Microtubules are polar cylindrical structures of linear protofilaments consisting of tubulin heterodimers. Microtubule ends undergo continuous assembly and disassembly powered by guanosine triphosphate (GTP) hydrolysis. The rapidly growing microtubule plus ends interact with many proteins, collectively known as plus-end tracking proteins (+TIPs). Among +TIPs, the end-binding (EB) proteins contact the growing microtubule end directly, to mediate further +TIP–microtubule interactions. Despite having been extensively studied, how EBs associate with microtubule ends has remained a long-standing question.
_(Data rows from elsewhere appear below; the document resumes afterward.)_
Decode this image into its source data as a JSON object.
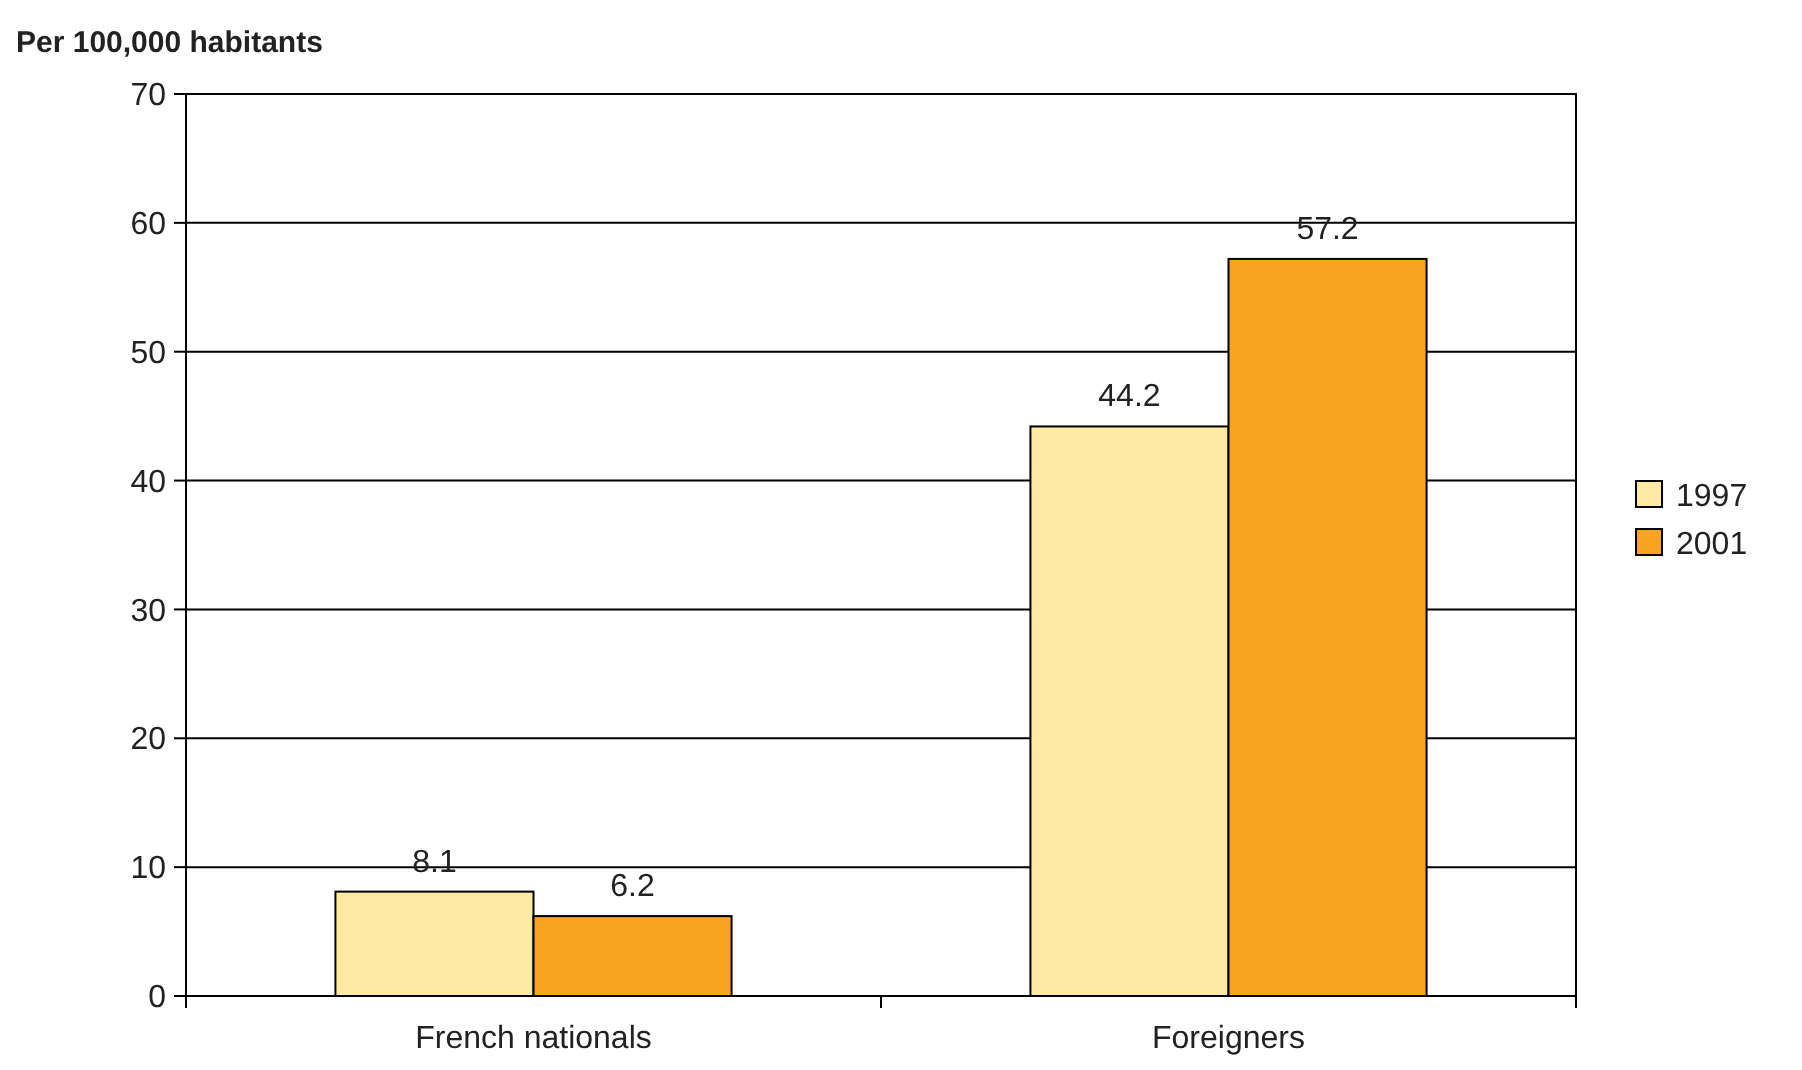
{
  "chart_data": {
    "type": "bar",
    "ylabel": "Per 100,000 habitants",
    "categories": [
      "French nationals",
      "Foreigners"
    ],
    "series": [
      {
        "name": "1997",
        "color": "#feeaa2",
        "values": [
          8.1,
          44.2
        ]
      },
      {
        "name": "2001",
        "color": "#f7a51e",
        "values": [
          6.2,
          57.2
        ]
      }
    ],
    "ylim": [
      0,
      70
    ],
    "yticks": [
      0,
      10,
      20,
      30,
      40,
      50,
      60,
      70
    ],
    "grid": "y",
    "legend": "right",
    "data_labels": true
  }
}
Maurer et al. elucidate the structural basis of the EB–microtubule interaction by employing cryo-electron microscopy, subnanometre single particle reconstruction and fluorescence microscopy (Cell 13, 371–382; 2012). They show that Mal3, the fission yeast EB, binds microtubule protofilaments by contacting four tubulin dimers. Their data indicate that the proximity of EB to the GTP-binding site of tubulin allows it to interact with the growing microtubule end by sensing conformational changes resulting from the microtubule nucleotide state. The authors further demonstrate that EB binding to the microtubule end forms a stabilizing zone that protects microtubules from depolymerization. These findings link EB function to microtubule-end stability and underscore the importance of EBs in forming a structural and functional hub at microtubule ends that supports recruitment of further factors to the microtubule plus end.